Bauchronik 1998
Die Kirche wächst bis zur Höhe der großen Kirchfenster. Der voranschreitende Steinbau machte 1998 ein erneutes Heben des Wetterschutzdaches erforderlich. Mit den Erfahrungen des ersten Hebens und technischen sowie organisatorischen Verbesserungen wurde mit ca. 35 m Höhe nach einem dreitägigen Hubvorgang am 23. Juli 1998 die dritte Dachstellung erreicht. Dabei wurden erstmals auch die beiden stehenden Ruinenteile, der Nordwest-Eckturm und der Choranbau, überdacht.

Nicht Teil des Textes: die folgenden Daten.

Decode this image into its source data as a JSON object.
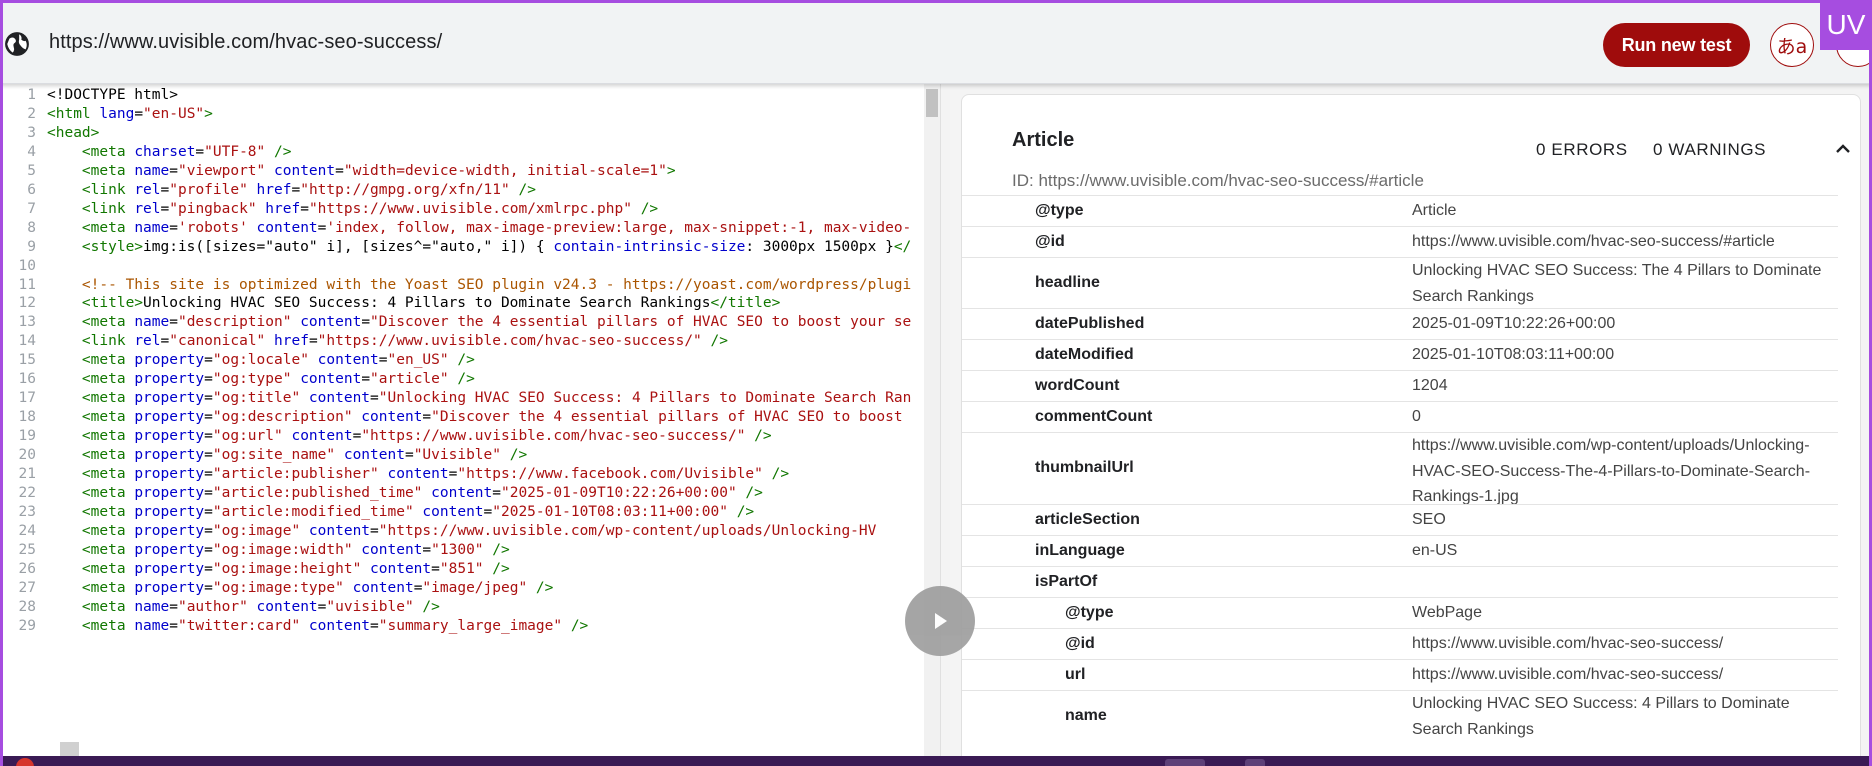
{
  "topbar": {
    "url": "https://www.uvisible.com/hvac-seo-success/",
    "run_button": "Run new test",
    "lang_button": "あa",
    "badge": "UV"
  },
  "code_lines": [
    {
      "n": "1",
      "parts": [
        [
          "t",
          "<!DOCTYPE html>"
        ]
      ]
    },
    {
      "n": "2",
      "parts": [
        [
          "g",
          "<html "
        ],
        [
          "a",
          "lang"
        ],
        [
          "t",
          "="
        ],
        [
          "s",
          "\"en-US\""
        ],
        [
          "g",
          ">"
        ]
      ]
    },
    {
      "n": "3",
      "parts": [
        [
          "g",
          "<head>"
        ]
      ]
    },
    {
      "n": "4",
      "parts": [
        [
          "t",
          "    "
        ],
        [
          "g",
          "<meta "
        ],
        [
          "a",
          "charset"
        ],
        [
          "t",
          "="
        ],
        [
          "s",
          "\"UTF-8\""
        ],
        [
          "g",
          " />"
        ]
      ]
    },
    {
      "n": "5",
      "parts": [
        [
          "t",
          "    "
        ],
        [
          "g",
          "<meta "
        ],
        [
          "a",
          "name"
        ],
        [
          "t",
          "="
        ],
        [
          "s",
          "\"viewport\""
        ],
        [
          "a",
          " content"
        ],
        [
          "t",
          "="
        ],
        [
          "s",
          "\"width=device-width, initial-scale=1\""
        ],
        [
          "g",
          ">"
        ]
      ]
    },
    {
      "n": "6",
      "parts": [
        [
          "t",
          "    "
        ],
        [
          "g",
          "<link "
        ],
        [
          "a",
          "rel"
        ],
        [
          "t",
          "="
        ],
        [
          "s",
          "\"profile\""
        ],
        [
          "a",
          " href"
        ],
        [
          "t",
          "="
        ],
        [
          "s",
          "\"http://gmpg.org/xfn/11\""
        ],
        [
          "g",
          " />"
        ]
      ]
    },
    {
      "n": "7",
      "parts": [
        [
          "t",
          "    "
        ],
        [
          "g",
          "<link "
        ],
        [
          "a",
          "rel"
        ],
        [
          "t",
          "="
        ],
        [
          "s",
          "\"pingback\""
        ],
        [
          "a",
          " href"
        ],
        [
          "t",
          "="
        ],
        [
          "s",
          "\"https://www.uvisible.com/xmlrpc.php\""
        ],
        [
          "g",
          " />"
        ]
      ]
    },
    {
      "n": "8",
      "parts": [
        [
          "t",
          "    "
        ],
        [
          "g",
          "<meta "
        ],
        [
          "a",
          "name"
        ],
        [
          "t",
          "="
        ],
        [
          "s",
          "'robots'"
        ],
        [
          "a",
          " content"
        ],
        [
          "t",
          "="
        ],
        [
          "s",
          "'index, follow, max-image-preview:large, max-snippet:-1, max-video-"
        ]
      ]
    },
    {
      "n": "9",
      "parts": [
        [
          "t",
          "    "
        ],
        [
          "g",
          "<style>"
        ],
        [
          "c",
          "img:is([sizes=\"auto\" i], [sizes^=\"auto,\" i]) { "
        ],
        [
          "a",
          "contain-intrinsic-size"
        ],
        [
          "c",
          ": 3000px 1500px }"
        ],
        [
          "g",
          "</"
        ]
      ]
    },
    {
      "n": "10",
      "parts": [
        [
          "t",
          ""
        ]
      ]
    },
    {
      "n": "11",
      "parts": [
        [
          "t",
          "    "
        ],
        [
          "m",
          "<!-- This site is optimized with the Yoast SEO plugin v24.3 - https://yoast.com/wordpress/plugi"
        ]
      ]
    },
    {
      "n": "12",
      "parts": [
        [
          "t",
          "    "
        ],
        [
          "g",
          "<title>"
        ],
        [
          "c",
          "Unlocking HVAC SEO Success: 4 Pillars to Dominate Search Rankings"
        ],
        [
          "g",
          "</title>"
        ]
      ]
    },
    {
      "n": "13",
      "parts": [
        [
          "t",
          "    "
        ],
        [
          "g",
          "<meta "
        ],
        [
          "a",
          "name"
        ],
        [
          "t",
          "="
        ],
        [
          "s",
          "\"description\""
        ],
        [
          "a",
          " content"
        ],
        [
          "t",
          "="
        ],
        [
          "s",
          "\"Discover the 4 essential pillars of HVAC SEO to boost your se"
        ]
      ]
    },
    {
      "n": "14",
      "parts": [
        [
          "t",
          "    "
        ],
        [
          "g",
          "<link "
        ],
        [
          "a",
          "rel"
        ],
        [
          "t",
          "="
        ],
        [
          "s",
          "\"canonical\""
        ],
        [
          "a",
          " href"
        ],
        [
          "t",
          "="
        ],
        [
          "s",
          "\"https://www.uvisible.com/hvac-seo-success/\""
        ],
        [
          "g",
          " />"
        ]
      ]
    },
    {
      "n": "15",
      "parts": [
        [
          "t",
          "    "
        ],
        [
          "g",
          "<meta "
        ],
        [
          "a",
          "property"
        ],
        [
          "t",
          "="
        ],
        [
          "s",
          "\"og:locale\""
        ],
        [
          "a",
          " content"
        ],
        [
          "t",
          "="
        ],
        [
          "s",
          "\"en_US\""
        ],
        [
          "g",
          " />"
        ]
      ]
    },
    {
      "n": "16",
      "parts": [
        [
          "t",
          "    "
        ],
        [
          "g",
          "<meta "
        ],
        [
          "a",
          "property"
        ],
        [
          "t",
          "="
        ],
        [
          "s",
          "\"og:type\""
        ],
        [
          "a",
          " content"
        ],
        [
          "t",
          "="
        ],
        [
          "s",
          "\"article\""
        ],
        [
          "g",
          " />"
        ]
      ]
    },
    {
      "n": "17",
      "parts": [
        [
          "t",
          "    "
        ],
        [
          "g",
          "<meta "
        ],
        [
          "a",
          "property"
        ],
        [
          "t",
          "="
        ],
        [
          "s",
          "\"og:title\""
        ],
        [
          "a",
          " content"
        ],
        [
          "t",
          "="
        ],
        [
          "s",
          "\"Unlocking HVAC SEO Success: 4 Pillars to Dominate Search Ran"
        ]
      ]
    },
    {
      "n": "18",
      "parts": [
        [
          "t",
          "    "
        ],
        [
          "g",
          "<meta "
        ],
        [
          "a",
          "property"
        ],
        [
          "t",
          "="
        ],
        [
          "s",
          "\"og:description\""
        ],
        [
          "a",
          " content"
        ],
        [
          "t",
          "="
        ],
        [
          "s",
          "\"Discover the 4 essential pillars of HVAC SEO to boost "
        ]
      ]
    },
    {
      "n": "19",
      "parts": [
        [
          "t",
          "    "
        ],
        [
          "g",
          "<meta "
        ],
        [
          "a",
          "property"
        ],
        [
          "t",
          "="
        ],
        [
          "s",
          "\"og:url\""
        ],
        [
          "a",
          " content"
        ],
        [
          "t",
          "="
        ],
        [
          "s",
          "\"https://www.uvisible.com/hvac-seo-success/\""
        ],
        [
          "g",
          " />"
        ]
      ]
    },
    {
      "n": "20",
      "parts": [
        [
          "t",
          "    "
        ],
        [
          "g",
          "<meta "
        ],
        [
          "a",
          "property"
        ],
        [
          "t",
          "="
        ],
        [
          "s",
          "\"og:site_name\""
        ],
        [
          "a",
          " content"
        ],
        [
          "t",
          "="
        ],
        [
          "s",
          "\"Uvisible\""
        ],
        [
          "g",
          " />"
        ]
      ]
    },
    {
      "n": "21",
      "parts": [
        [
          "t",
          "    "
        ],
        [
          "g",
          "<meta "
        ],
        [
          "a",
          "property"
        ],
        [
          "t",
          "="
        ],
        [
          "s",
          "\"article:publisher\""
        ],
        [
          "a",
          " content"
        ],
        [
          "t",
          "="
        ],
        [
          "s",
          "\"https://www.facebook.com/Uvisible\""
        ],
        [
          "g",
          " />"
        ]
      ]
    },
    {
      "n": "22",
      "parts": [
        [
          "t",
          "    "
        ],
        [
          "g",
          "<meta "
        ],
        [
          "a",
          "property"
        ],
        [
          "t",
          "="
        ],
        [
          "s",
          "\"article:published_time\""
        ],
        [
          "a",
          " content"
        ],
        [
          "t",
          "="
        ],
        [
          "s",
          "\"2025-01-09T10:22:26+00:00\""
        ],
        [
          "g",
          " />"
        ]
      ]
    },
    {
      "n": "23",
      "parts": [
        [
          "t",
          "    "
        ],
        [
          "g",
          "<meta "
        ],
        [
          "a",
          "property"
        ],
        [
          "t",
          "="
        ],
        [
          "s",
          "\"article:modified_time\""
        ],
        [
          "a",
          " content"
        ],
        [
          "t",
          "="
        ],
        [
          "s",
          "\"2025-01-10T08:03:11+00:00\""
        ],
        [
          "g",
          " />"
        ]
      ]
    },
    {
      "n": "24",
      "parts": [
        [
          "t",
          "    "
        ],
        [
          "g",
          "<meta "
        ],
        [
          "a",
          "property"
        ],
        [
          "t",
          "="
        ],
        [
          "s",
          "\"og:image\""
        ],
        [
          "a",
          " content"
        ],
        [
          "t",
          "="
        ],
        [
          "s",
          "\"https://www.uvisible.com/wp-content/uploads/Unlocking-HV"
        ]
      ]
    },
    {
      "n": "25",
      "parts": [
        [
          "t",
          "    "
        ],
        [
          "g",
          "<meta "
        ],
        [
          "a",
          "property"
        ],
        [
          "t",
          "="
        ],
        [
          "s",
          "\"og:image:width\""
        ],
        [
          "a",
          " content"
        ],
        [
          "t",
          "="
        ],
        [
          "s",
          "\"1300\""
        ],
        [
          "g",
          " />"
        ]
      ]
    },
    {
      "n": "26",
      "parts": [
        [
          "t",
          "    "
        ],
        [
          "g",
          "<meta "
        ],
        [
          "a",
          "property"
        ],
        [
          "t",
          "="
        ],
        [
          "s",
          "\"og:image:height\""
        ],
        [
          "a",
          " content"
        ],
        [
          "t",
          "="
        ],
        [
          "s",
          "\"851\""
        ],
        [
          "g",
          " />"
        ]
      ]
    },
    {
      "n": "27",
      "parts": [
        [
          "t",
          "    "
        ],
        [
          "g",
          "<meta "
        ],
        [
          "a",
          "property"
        ],
        [
          "t",
          "="
        ],
        [
          "s",
          "\"og:image:type\""
        ],
        [
          "a",
          " content"
        ],
        [
          "t",
          "="
        ],
        [
          "s",
          "\"image/jpeg\""
        ],
        [
          "g",
          " />"
        ]
      ]
    },
    {
      "n": "28",
      "parts": [
        [
          "t",
          "    "
        ],
        [
          "g",
          "<meta "
        ],
        [
          "a",
          "name"
        ],
        [
          "t",
          "="
        ],
        [
          "s",
          "\"author\""
        ],
        [
          "a",
          " content"
        ],
        [
          "t",
          "="
        ],
        [
          "s",
          "\"uvisible\""
        ],
        [
          "g",
          " />"
        ]
      ]
    },
    {
      "n": "29",
      "parts": [
        [
          "t",
          "    "
        ],
        [
          "g",
          "<meta "
        ],
        [
          "a",
          "name"
        ],
        [
          "t",
          "="
        ],
        [
          "s",
          "\"twitter:card\""
        ],
        [
          "a",
          " content"
        ],
        [
          "t",
          "="
        ],
        [
          "s",
          "\"summary_large_image\""
        ],
        [
          "g",
          " />"
        ]
      ]
    }
  ],
  "card": {
    "title": "Article",
    "errors": "0 ERRORS",
    "warnings": "0 WARNINGS",
    "id_line": "ID: https://www.uvisible.com/hvac-seo-success/#article",
    "rows": [
      {
        "key": "@type",
        "value": "Article",
        "nested": false
      },
      {
        "key": "@id",
        "value": "https://www.uvisible.com/hvac-seo-success/#article",
        "nested": false
      },
      {
        "key": "headline",
        "value": "Unlocking HVAC SEO Success: The 4 Pillars to Dominate Search Rankings",
        "nested": false
      },
      {
        "key": "datePublished",
        "value": "2025-01-09T10:22:26+00:00",
        "nested": false
      },
      {
        "key": "dateModified",
        "value": "2025-01-10T08:03:11+00:00",
        "nested": false
      },
      {
        "key": "wordCount",
        "value": "1204",
        "nested": false
      },
      {
        "key": "commentCount",
        "value": "0",
        "nested": false
      },
      {
        "key": "thumbnailUrl",
        "value": "https://www.uvisible.com/wp-content/uploads/Unlocking-HVAC-SEO-Success-The-4-Pillars-to-Dominate-Search-Rankings-1.jpg",
        "nested": false
      },
      {
        "key": "articleSection",
        "value": "SEO",
        "nested": false
      },
      {
        "key": "inLanguage",
        "value": "en-US",
        "nested": false
      },
      {
        "key": "isPartOf",
        "value": "",
        "nested": false
      },
      {
        "key": "@type",
        "value": "WebPage",
        "nested": true
      },
      {
        "key": "@id",
        "value": "https://www.uvisible.com/hvac-seo-success/",
        "nested": true
      },
      {
        "key": "url",
        "value": "https://www.uvisible.com/hvac-seo-success/",
        "nested": true
      },
      {
        "key": "name",
        "value": "Unlocking HVAC SEO Success: 4 Pillars to Dominate Search Rankings",
        "nested": true
      }
    ]
  },
  "colors": {
    "accent": "#9f0c0c",
    "frame": "#a64de0"
  }
}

Nach dem Heben konnte der Steinbau wieder fortgesetzt werden. Die Pfeiler sollten bis zu den Bogenansätzen (18,37 m) aufgeführt werden. Das Versetzen der Gewändebögen der Hauptkirchenfenster (20,26 m) begann. Das Außenmauerwerk, die Spieramen, die Treppenhäuser und das Innenmauerwerk erreichten die den Fensterbänken entsprechende Höhe. Die letzten Bögen zwischen den Pfeilern und den Spieramen wurden gemauert und Spannanker eingebracht.
Die letzten, vor dem Haupteingang D verbliebenen Trümmer des Westgiebels wurden beräumt. Vorangegangen war ein Beschluss des Stiftungsrates, diesen Westgiebel ebenfalls in den archäologischen Wiederaufbau einzubeziehen. Noch im gleichen Jahr konnten die untersten drei Schichten des Bereiches versetzt werden und ließen bereits erahnen, welche Wirkung dieses große zusammenhängende Stück inmitten des Neusteinbereiches haben wird.